A Biblical Battle of Wits

YU Alumni Are First Married Couple to Compete Against Each Other in Chidon HaTanach

Next week, two Yeshiva University alumni will make history as the first married couple to go head-to-head in the 2016 International Adult Bible Contest (Chidon Ha-Tanach).

For Yaelle Frohlich ’10S ’12BR, a doctoral candidate specializing in 19th-century Jewish intellectual history at New York University, and Yair Shahak ’11YC ’11BR ’15BZ, an ordained cantor pursuing a masters degree in violin performance at the Aaron Copland School of Music, the showdown might be inevitable. A shared passion for Jewish studies is part of what brought the two together initially as undergraduates at YU.

YU alumni Yair Shahak, left, and Yaelle Frohlich are the first married couple to compete against each other in the International Chidon HaTanach.

YU alumni Yair Shahak, left, and Yaelle Frohlich are the first married couple to compete against each other in the International Chidon HaTanach.

“During one of our first truly meaningful conversations, I mentioned to him how much I loved reading Tanach, and that there were still more biblical books I needed to read,” said Frohlich. “He encouraged me. I asked him whether he had ever gone through the entirety of Tanach, and he held up four fingers, indicating that he’d completed it four times. We were barely 20 years old at the time, and this response surprised me—actually, it blew me away. I knew from my own experiences of challenging individual Tanach study that his answer was highly unusual, and unbelievably impressive.”

For Frohlich, her love of textual study began at the age of 12, when she began reading the weekly parshiyot of the book of Berishit in English. “I was completely enthralled, even though I had always known the basic details of the story,” she said.

That year, after transferring to a new school for junior high, she began gaining textual skills in biblical Hebrew and Rashi commentary and eventually went on to take the highest-level Judaic studies courses available to her in seminary, which included weekly quizzes that were similar to the Chidon tests.

Shahak’s lifelong fascination with Tanach is intertwined with his interests in music and language; in addition to studying to become a cantor at YU’s Philip and Sara Belz School for Jewish Music, he also taught modern and Biblical Hebrew at Yeshiva College for five years, where he won the college’s Professor of the Year Award in 2013. “I have always loved and studied Tanach because of the complex, multilayered biblical Hebrew language it uses,” he said. “Another reason is the musical variety in the biblical cantillation across the different parts of the Bible; Tanach is a fusion of my love for languages and music.”

When Shahak competed in the United States National Adult Chidon Competition in 2014, which he would go on to win, Frohlich helped him study, reviewing material and asking him questions. Though she didn’t consider competing at the time, she began to realize during the process that she knew many of the answers as well. This year, the pair decided they would both participate—Shahak, originally from Borough Park, New York, will represent the U.S., while Frohlich, a native of Edmonton, Alberta, will represent Canada.

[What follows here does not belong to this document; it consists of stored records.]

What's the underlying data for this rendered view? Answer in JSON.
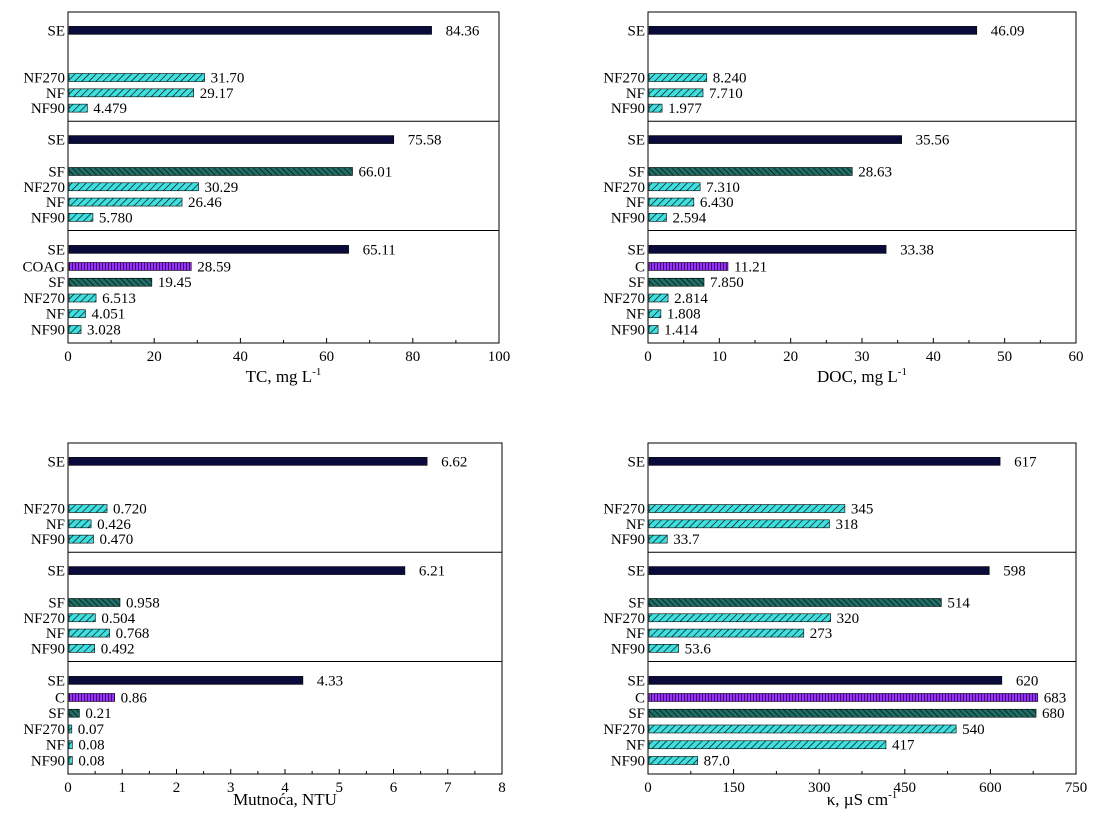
{
  "colors": {
    "SE": "#0b0b3b",
    "NF_fill": "#40e0e0",
    "SF_fill": "#1f6f66",
    "COAG_fill": "#9b30ff",
    "frame": "#000000"
  },
  "chart_data": [
    {
      "type": "bar",
      "orientation": "horizontal",
      "xlabel_main": "TC, mg L",
      "xlabel_sup": "-1",
      "xlim": [
        0,
        100
      ],
      "xticks": [
        "0",
        "20",
        "40",
        "60",
        "80",
        "100"
      ],
      "groups": [
        {
          "bars": [
            {
              "category": "SE",
              "value": 84.36,
              "label": "84.36",
              "style": "SE"
            },
            {
              "category": "NF270",
              "value": 31.7,
              "label": "31.70",
              "style": "NF"
            },
            {
              "category": "NF",
              "value": 29.17,
              "label": "29.17",
              "style": "NF"
            },
            {
              "category": "NF90",
              "value": 4.479,
              "label": "4.479",
              "style": "NF"
            }
          ]
        },
        {
          "bars": [
            {
              "category": "SE",
              "value": 75.58,
              "label": "75.58",
              "style": "SE"
            },
            {
              "category": "SF",
              "value": 66.01,
              "label": "66.01",
              "style": "SF"
            },
            {
              "category": "NF270",
              "value": 30.29,
              "label": "30.29",
              "style": "NF"
            },
            {
              "category": "NF",
              "value": 26.46,
              "label": "26.46",
              "style": "NF"
            },
            {
              "category": "NF90",
              "value": 5.78,
              "label": "5.780",
              "style": "NF"
            }
          ]
        },
        {
          "bars": [
            {
              "category": "SE",
              "value": 65.11,
              "label": "65.11",
              "style": "SE"
            },
            {
              "category": "COAG",
              "value": 28.59,
              "label": "28.59",
              "style": "COAG"
            },
            {
              "category": "SF",
              "value": 19.45,
              "label": "19.45",
              "style": "SF"
            },
            {
              "category": "NF270",
              "value": 6.513,
              "label": "6.513",
              "style": "NF"
            },
            {
              "category": "NF",
              "value": 4.051,
              "label": "4.051",
              "style": "NF"
            },
            {
              "category": "NF90",
              "value": 3.028,
              "label": "3.028",
              "style": "NF"
            }
          ]
        }
      ]
    },
    {
      "type": "bar",
      "orientation": "horizontal",
      "xlabel_main": "DOC, mg L",
      "xlabel_sup": "-1",
      "xlim": [
        0,
        60
      ],
      "xticks": [
        "0",
        "10",
        "20",
        "30",
        "40",
        "50",
        "60"
      ],
      "groups": [
        {
          "bars": [
            {
              "category": "SE",
              "value": 46.09,
              "label": "46.09",
              "style": "SE"
            },
            {
              "category": "NF270",
              "value": 8.24,
              "label": "8.240",
              "style": "NF"
            },
            {
              "category": "NF",
              "value": 7.71,
              "label": "7.710",
              "style": "NF"
            },
            {
              "category": "NF90",
              "value": 1.977,
              "label": "1.977",
              "style": "NF"
            }
          ]
        },
        {
          "bars": [
            {
              "category": "SE",
              "value": 35.56,
              "label": "35.56",
              "style": "SE"
            },
            {
              "category": "SF",
              "value": 28.63,
              "label": "28.63",
              "style": "SF"
            },
            {
              "category": "NF270",
              "value": 7.31,
              "label": "7.310",
              "style": "NF"
            },
            {
              "category": "NF",
              "value": 6.43,
              "label": "6.430",
              "style": "NF"
            },
            {
              "category": "NF90",
              "value": 2.594,
              "label": "2.594",
              "style": "NF"
            }
          ]
        },
        {
          "bars": [
            {
              "category": "SE",
              "value": 33.38,
              "label": "33.38",
              "style": "SE"
            },
            {
              "category": "C",
              "value": 11.21,
              "label": "11.21",
              "style": "COAG"
            },
            {
              "category": "SF",
              "value": 7.85,
              "label": "7.850",
              "style": "SF"
            },
            {
              "category": "NF270",
              "value": 2.814,
              "label": "2.814",
              "style": "NF"
            },
            {
              "category": "NF",
              "value": 1.808,
              "label": "1.808",
              "style": "NF"
            },
            {
              "category": "NF90",
              "value": 1.414,
              "label": "1.414",
              "style": "NF"
            }
          ]
        }
      ]
    },
    {
      "type": "bar",
      "orientation": "horizontal",
      "xlabel_main": "Mutnoća, NTU",
      "xlabel_sup": "",
      "xlim": [
        0,
        8
      ],
      "xticks": [
        "0",
        "1",
        "2",
        "3",
        "4",
        "5",
        "6",
        "7",
        "8"
      ],
      "groups": [
        {
          "bars": [
            {
              "category": "SE",
              "value": 6.62,
              "label": "6.62",
              "style": "SE"
            },
            {
              "category": "NF270",
              "value": 0.72,
              "label": "0.720",
              "style": "NF"
            },
            {
              "category": "NF",
              "value": 0.426,
              "label": "0.426",
              "style": "NF"
            },
            {
              "category": "NF90",
              "value": 0.47,
              "label": "0.470",
              "style": "NF"
            }
          ]
        },
        {
          "bars": [
            {
              "category": "SE",
              "value": 6.21,
              "label": "6.21",
              "style": "SE"
            },
            {
              "category": "SF",
              "value": 0.958,
              "label": "0.958",
              "style": "SF"
            },
            {
              "category": "NF270",
              "value": 0.504,
              "label": "0.504",
              "style": "NF"
            },
            {
              "category": "NF",
              "value": 0.768,
              "label": "0.768",
              "style": "NF"
            },
            {
              "category": "NF90",
              "value": 0.492,
              "label": "0.492",
              "style": "NF"
            }
          ]
        },
        {
          "bars": [
            {
              "category": "SE",
              "value": 4.33,
              "label": "4.33",
              "style": "SE"
            },
            {
              "category": "C",
              "value": 0.86,
              "label": "0.86",
              "style": "COAG"
            },
            {
              "category": "SF",
              "value": 0.21,
              "label": "0.21",
              "style": "SF"
            },
            {
              "category": "NF270",
              "value": 0.07,
              "label": "0.07",
              "style": "NF"
            },
            {
              "category": "NF",
              "value": 0.08,
              "label": "0.08",
              "style": "NF"
            },
            {
              "category": "NF90",
              "value": 0.08,
              "label": "0.08",
              "style": "NF"
            }
          ]
        }
      ]
    },
    {
      "type": "bar",
      "orientation": "horizontal",
      "xlabel_main": "κ, µS cm",
      "xlabel_sup": "-1",
      "xlim": [
        0,
        750
      ],
      "xticks": [
        "0",
        "150",
        "300",
        "450",
        "600",
        "750"
      ],
      "groups": [
        {
          "bars": [
            {
              "category": "SE",
              "value": 617,
              "label": "617",
              "style": "SE"
            },
            {
              "category": "NF270",
              "value": 345,
              "label": "345",
              "style": "NF"
            },
            {
              "category": "NF",
              "value": 318,
              "label": "318",
              "style": "NF"
            },
            {
              "category": "NF90",
              "value": 33.7,
              "label": "33.7",
              "style": "NF"
            }
          ]
        },
        {
          "bars": [
            {
              "category": "SE",
              "value": 598,
              "label": "598",
              "style": "SE"
            },
            {
              "category": "SF",
              "value": 514,
              "label": "514",
              "style": "SF"
            },
            {
              "category": "NF270",
              "value": 320,
              "label": "320",
              "style": "NF"
            },
            {
              "category": "NF",
              "value": 273,
              "label": "273",
              "style": "NF"
            },
            {
              "category": "NF90",
              "value": 53.6,
              "label": "53.6",
              "style": "NF"
            }
          ]
        },
        {
          "bars": [
            {
              "category": "SE",
              "value": 620,
              "label": "620",
              "style": "SE"
            },
            {
              "category": "C",
              "value": 683,
              "label": "683",
              "style": "COAG"
            },
            {
              "category": "SF",
              "value": 680,
              "label": "680",
              "style": "SF"
            },
            {
              "category": "NF270",
              "value": 540,
              "label": "540",
              "style": "NF"
            },
            {
              "category": "NF",
              "value": 417,
              "label": "417",
              "style": "NF"
            },
            {
              "category": "NF90",
              "value": 87.0,
              "label": "87.0",
              "style": "NF"
            }
          ]
        }
      ]
    }
  ]
}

“I am so excited that we get to experience the 2016 Chidon together,” said Frohlich. “It is a meaningful experience to infuse our daily lives with the study of Tanach, to talk about insights and theories about the text over Shabbat dinner. It is also meaningful to me personally to reread books I haven’t studied in depth for a long time, and to become familiar with books that I still hadn’t gotten to—despite my resolution and Yair’s encouragement from years past to finally read them! Now, at long last, I am finally sitting down with Tanach and reading these books.”

The couple’s immersion in Torah and Judaic studies is an integral part of their life together: in addition to pursuing their respective degrees, they are frequent educators at the Rimon Center in New Jersey and also often travel for Shabbat to the Mordecai T. Mezrich Center for Jewish Learning in East Windsor, New Jersey, and the Young Israel of Pelham Parkway Jewish Center in the Bronx, where Shahak serves as cantor.

Competing against one another in the Chidon is in some ways just another step along that journey. “Doing this together means we have not only an in-built support system when we go to Israel, but an invested study partner,” said Frohlich.

“I’m extremely competitive, but I’ll be thrilled if Yaelle beats me,” added Shahak.